Article original sous licence CC BY 4.0 (https://creativecommons.org/licenses/by/4.0/). Ceci est une explication générée par l'IA de l'article ci-dessous. Elle n'a pas été rédigée ni approuvée par les auteurs. Pour une précision technique, consultez l'article original. Lire la clause de non-responsabilité complète

Lorsqu'un système de santé est confronté à une crise soudaine et accablante, les règles habituelles cessent souvent de fonctionner. Dans le meilleur des scénarios, le système ne se contente pas de survivre au choc ; il plie sans rompre, trouvant de nouveaux moyens de protéger les gens. Cette capacité d'adaptation est appelée la résilience. Il ne s'agit pas d'un trait fixe qu'une organisation possède ou non, mais plutôt d'un processus qui se déroule chaque jour. Elle repose sur trois éléments travaillant de concert : la manière dont les gens pensent et résolvent les problèmes, les actions spécifiques qu'ils peuvent entreprendre, et le réseau de relations qu'ils entretiennent avec les autres. Lorsqu'une crise survient, ces éléments doivent changer rapidement. La question pour les dirigeants de la santé n'est pas seulement de savoir comment réparer une machine en panne, mais comment aider un groupe complexe de personnes à se réorganiser pour faire face à l'imprévu. C'est le défi central exploré dans une étude sur la manière dont les services de secours médicaux en Afrique du Sud ont répondu à la pandémie mondiale.

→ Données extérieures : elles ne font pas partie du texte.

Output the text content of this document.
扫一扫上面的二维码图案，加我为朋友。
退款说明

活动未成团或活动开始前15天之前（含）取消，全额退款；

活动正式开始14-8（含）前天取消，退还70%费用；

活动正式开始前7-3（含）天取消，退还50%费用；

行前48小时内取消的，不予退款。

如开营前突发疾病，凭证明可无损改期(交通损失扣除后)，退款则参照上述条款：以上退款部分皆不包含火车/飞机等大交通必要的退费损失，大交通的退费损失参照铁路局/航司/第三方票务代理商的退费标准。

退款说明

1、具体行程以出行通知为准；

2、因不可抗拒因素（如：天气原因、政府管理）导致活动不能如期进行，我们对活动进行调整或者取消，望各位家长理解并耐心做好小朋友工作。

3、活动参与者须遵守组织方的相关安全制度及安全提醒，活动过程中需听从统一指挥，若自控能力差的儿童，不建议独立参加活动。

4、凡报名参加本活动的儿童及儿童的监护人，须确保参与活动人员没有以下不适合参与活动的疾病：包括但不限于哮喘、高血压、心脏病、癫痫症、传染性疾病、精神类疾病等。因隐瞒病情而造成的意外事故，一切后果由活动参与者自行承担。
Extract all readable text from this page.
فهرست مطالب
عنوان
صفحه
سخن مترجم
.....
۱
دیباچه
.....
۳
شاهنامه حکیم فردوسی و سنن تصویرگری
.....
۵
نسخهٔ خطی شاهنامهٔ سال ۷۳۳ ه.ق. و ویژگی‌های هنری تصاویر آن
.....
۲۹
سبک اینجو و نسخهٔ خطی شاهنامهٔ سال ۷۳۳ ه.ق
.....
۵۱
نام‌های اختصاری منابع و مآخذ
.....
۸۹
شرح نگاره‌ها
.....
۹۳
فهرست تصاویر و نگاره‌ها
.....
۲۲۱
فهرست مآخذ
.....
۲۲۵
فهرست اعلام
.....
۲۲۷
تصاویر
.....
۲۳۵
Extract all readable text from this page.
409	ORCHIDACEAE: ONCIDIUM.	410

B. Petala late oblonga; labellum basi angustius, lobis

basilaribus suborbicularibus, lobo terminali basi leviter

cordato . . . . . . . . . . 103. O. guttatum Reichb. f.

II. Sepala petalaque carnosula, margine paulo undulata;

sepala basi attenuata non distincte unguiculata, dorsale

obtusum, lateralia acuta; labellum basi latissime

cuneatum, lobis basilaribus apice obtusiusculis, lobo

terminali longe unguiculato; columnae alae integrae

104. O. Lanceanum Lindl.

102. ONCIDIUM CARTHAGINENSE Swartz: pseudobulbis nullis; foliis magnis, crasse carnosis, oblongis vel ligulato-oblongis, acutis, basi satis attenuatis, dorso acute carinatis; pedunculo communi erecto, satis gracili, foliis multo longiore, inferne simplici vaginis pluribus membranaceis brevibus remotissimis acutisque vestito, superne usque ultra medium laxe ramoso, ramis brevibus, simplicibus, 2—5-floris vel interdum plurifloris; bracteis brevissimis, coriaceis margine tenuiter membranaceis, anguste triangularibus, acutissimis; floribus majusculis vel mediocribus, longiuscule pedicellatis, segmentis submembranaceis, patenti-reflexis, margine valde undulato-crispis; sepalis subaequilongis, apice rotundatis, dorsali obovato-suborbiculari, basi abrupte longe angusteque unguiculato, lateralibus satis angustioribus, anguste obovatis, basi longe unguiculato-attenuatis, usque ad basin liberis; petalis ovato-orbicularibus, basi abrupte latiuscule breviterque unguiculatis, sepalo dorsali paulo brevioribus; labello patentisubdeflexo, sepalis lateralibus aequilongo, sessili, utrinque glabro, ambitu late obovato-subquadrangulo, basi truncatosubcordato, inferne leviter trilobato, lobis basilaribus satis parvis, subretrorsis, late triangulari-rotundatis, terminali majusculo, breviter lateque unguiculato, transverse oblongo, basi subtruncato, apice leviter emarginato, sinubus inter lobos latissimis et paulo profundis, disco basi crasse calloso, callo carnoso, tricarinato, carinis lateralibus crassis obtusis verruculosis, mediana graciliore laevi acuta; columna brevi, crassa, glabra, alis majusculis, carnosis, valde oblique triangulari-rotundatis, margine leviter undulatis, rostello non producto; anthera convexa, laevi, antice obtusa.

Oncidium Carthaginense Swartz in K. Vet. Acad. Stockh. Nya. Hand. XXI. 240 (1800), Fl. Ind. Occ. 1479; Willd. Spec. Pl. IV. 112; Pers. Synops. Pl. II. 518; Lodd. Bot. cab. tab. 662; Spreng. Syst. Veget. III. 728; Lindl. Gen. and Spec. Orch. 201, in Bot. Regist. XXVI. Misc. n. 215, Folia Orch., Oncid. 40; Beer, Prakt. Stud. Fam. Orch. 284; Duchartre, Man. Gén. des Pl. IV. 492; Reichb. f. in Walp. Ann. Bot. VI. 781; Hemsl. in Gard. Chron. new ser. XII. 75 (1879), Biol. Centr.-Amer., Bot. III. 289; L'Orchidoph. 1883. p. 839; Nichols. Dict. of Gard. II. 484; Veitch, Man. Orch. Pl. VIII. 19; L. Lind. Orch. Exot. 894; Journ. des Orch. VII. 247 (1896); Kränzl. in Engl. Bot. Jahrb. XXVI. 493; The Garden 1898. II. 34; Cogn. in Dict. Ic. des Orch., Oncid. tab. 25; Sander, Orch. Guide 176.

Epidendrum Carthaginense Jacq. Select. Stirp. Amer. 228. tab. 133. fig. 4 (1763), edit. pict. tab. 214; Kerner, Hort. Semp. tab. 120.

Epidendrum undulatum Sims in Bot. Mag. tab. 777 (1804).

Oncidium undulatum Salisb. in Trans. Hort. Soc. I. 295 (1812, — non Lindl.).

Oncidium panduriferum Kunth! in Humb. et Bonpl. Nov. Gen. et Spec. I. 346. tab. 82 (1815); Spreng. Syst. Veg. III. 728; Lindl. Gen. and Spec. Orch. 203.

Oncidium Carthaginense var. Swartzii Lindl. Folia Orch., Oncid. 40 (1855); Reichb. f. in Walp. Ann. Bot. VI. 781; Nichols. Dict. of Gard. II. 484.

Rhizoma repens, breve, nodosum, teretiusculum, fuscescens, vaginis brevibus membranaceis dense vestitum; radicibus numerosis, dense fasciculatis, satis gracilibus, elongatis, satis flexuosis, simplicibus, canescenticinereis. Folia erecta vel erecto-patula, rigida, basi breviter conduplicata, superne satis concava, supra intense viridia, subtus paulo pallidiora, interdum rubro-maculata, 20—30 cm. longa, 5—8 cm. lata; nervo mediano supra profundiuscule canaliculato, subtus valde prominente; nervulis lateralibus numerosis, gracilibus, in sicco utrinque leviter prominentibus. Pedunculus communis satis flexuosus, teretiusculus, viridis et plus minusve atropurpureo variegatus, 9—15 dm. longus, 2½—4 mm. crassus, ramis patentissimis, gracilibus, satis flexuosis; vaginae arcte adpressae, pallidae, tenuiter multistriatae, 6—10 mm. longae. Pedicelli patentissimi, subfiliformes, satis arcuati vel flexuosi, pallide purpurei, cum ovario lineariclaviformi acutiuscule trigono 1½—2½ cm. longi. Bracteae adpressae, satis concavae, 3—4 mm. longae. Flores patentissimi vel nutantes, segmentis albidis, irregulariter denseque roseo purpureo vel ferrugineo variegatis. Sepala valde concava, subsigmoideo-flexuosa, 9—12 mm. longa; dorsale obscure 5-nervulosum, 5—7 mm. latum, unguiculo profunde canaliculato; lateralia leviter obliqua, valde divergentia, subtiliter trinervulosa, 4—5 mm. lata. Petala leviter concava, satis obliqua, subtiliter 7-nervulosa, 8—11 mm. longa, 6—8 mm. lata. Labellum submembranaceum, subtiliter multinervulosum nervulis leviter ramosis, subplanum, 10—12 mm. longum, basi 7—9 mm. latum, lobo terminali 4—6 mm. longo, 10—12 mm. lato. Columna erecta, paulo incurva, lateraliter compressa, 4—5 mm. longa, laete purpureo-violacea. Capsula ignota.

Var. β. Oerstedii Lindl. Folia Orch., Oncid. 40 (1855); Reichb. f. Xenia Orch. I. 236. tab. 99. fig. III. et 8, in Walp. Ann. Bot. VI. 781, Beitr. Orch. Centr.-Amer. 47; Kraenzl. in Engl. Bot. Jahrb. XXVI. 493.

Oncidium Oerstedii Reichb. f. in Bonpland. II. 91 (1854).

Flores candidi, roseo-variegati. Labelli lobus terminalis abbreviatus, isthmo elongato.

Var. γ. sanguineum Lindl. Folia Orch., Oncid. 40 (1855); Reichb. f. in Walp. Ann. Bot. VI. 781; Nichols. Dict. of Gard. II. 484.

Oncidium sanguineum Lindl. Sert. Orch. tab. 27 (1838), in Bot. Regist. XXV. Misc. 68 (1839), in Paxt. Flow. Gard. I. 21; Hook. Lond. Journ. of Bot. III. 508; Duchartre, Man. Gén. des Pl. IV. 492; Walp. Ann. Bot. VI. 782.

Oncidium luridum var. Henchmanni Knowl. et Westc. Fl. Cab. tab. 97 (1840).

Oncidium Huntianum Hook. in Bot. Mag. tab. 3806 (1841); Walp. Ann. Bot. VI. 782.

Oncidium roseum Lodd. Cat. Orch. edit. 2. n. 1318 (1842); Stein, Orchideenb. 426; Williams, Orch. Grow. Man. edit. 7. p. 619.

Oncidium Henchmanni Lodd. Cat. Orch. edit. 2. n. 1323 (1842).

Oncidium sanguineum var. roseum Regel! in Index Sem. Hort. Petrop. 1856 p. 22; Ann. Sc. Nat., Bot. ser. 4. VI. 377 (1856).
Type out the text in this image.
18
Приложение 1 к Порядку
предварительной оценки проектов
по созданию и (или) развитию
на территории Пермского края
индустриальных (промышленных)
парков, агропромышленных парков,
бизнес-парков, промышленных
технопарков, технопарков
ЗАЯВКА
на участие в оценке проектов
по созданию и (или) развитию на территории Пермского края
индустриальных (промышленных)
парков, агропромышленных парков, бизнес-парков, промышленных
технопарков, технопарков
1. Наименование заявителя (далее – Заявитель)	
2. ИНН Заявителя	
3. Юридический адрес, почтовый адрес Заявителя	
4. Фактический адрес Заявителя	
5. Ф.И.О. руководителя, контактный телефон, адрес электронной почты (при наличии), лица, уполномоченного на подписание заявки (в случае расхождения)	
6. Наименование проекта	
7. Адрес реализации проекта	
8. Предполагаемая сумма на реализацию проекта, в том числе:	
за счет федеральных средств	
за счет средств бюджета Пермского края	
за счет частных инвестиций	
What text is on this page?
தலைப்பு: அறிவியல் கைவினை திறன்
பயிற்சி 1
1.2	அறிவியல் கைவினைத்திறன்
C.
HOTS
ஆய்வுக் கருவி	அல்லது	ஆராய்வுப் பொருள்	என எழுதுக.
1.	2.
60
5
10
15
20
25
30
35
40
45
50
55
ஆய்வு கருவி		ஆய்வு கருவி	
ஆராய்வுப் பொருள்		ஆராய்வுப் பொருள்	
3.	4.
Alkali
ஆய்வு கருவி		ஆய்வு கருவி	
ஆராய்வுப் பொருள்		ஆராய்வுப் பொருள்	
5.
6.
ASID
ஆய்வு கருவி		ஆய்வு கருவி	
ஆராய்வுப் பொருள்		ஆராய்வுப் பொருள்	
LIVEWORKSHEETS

Dans la province du Cap-Occidental en Afrique du Sud, le service public d'ambulances a été confronté à un dilemme qui n'avait rien à voir avec les accidents de la route ou les crises cardiaques. À mesure que le coronavirus se propageait, le gouvernement devait vacciner des millions de personnes, mais beaucoup craignaient de se rendre dans les cliniques ou ne pouvaient pas s'y rendre. Le service d'ambulances, dont le travail consiste strictement à transporter les patients vers les hôpitaux, s'est retrouvé au centre de ce nouveau problème. Ils disposaient d'une flotte de véhicules et d'une main-d'œuvre, mais n'avaient jamais géré de programme de vaccination auparavant. Les chercheurs, qui travaillaient à l'intérieur du système depuis cinq ans, ont observé cette équipe de paramédicaux et de gestionnaires prendre une décision radicale. Ils ont cessé de considérer leurs ambulances uniquement comme des moyens de transport pour les malades et ont commencé à les utiliser comme des cliniques mobiles. Ils ont transformé les véhicules en « Vaxi Taxis », circulant dans des quartiers qui étaient souvent trop dangereux ou trop reculés pour les agents de santé standards. Ce n'était pas une stratégie pré-planifiée ; c'était un pivot né de la nécessité, transformant une crise en une opportunité de reconstruire la confiance avec les communautés qu'ils servaient.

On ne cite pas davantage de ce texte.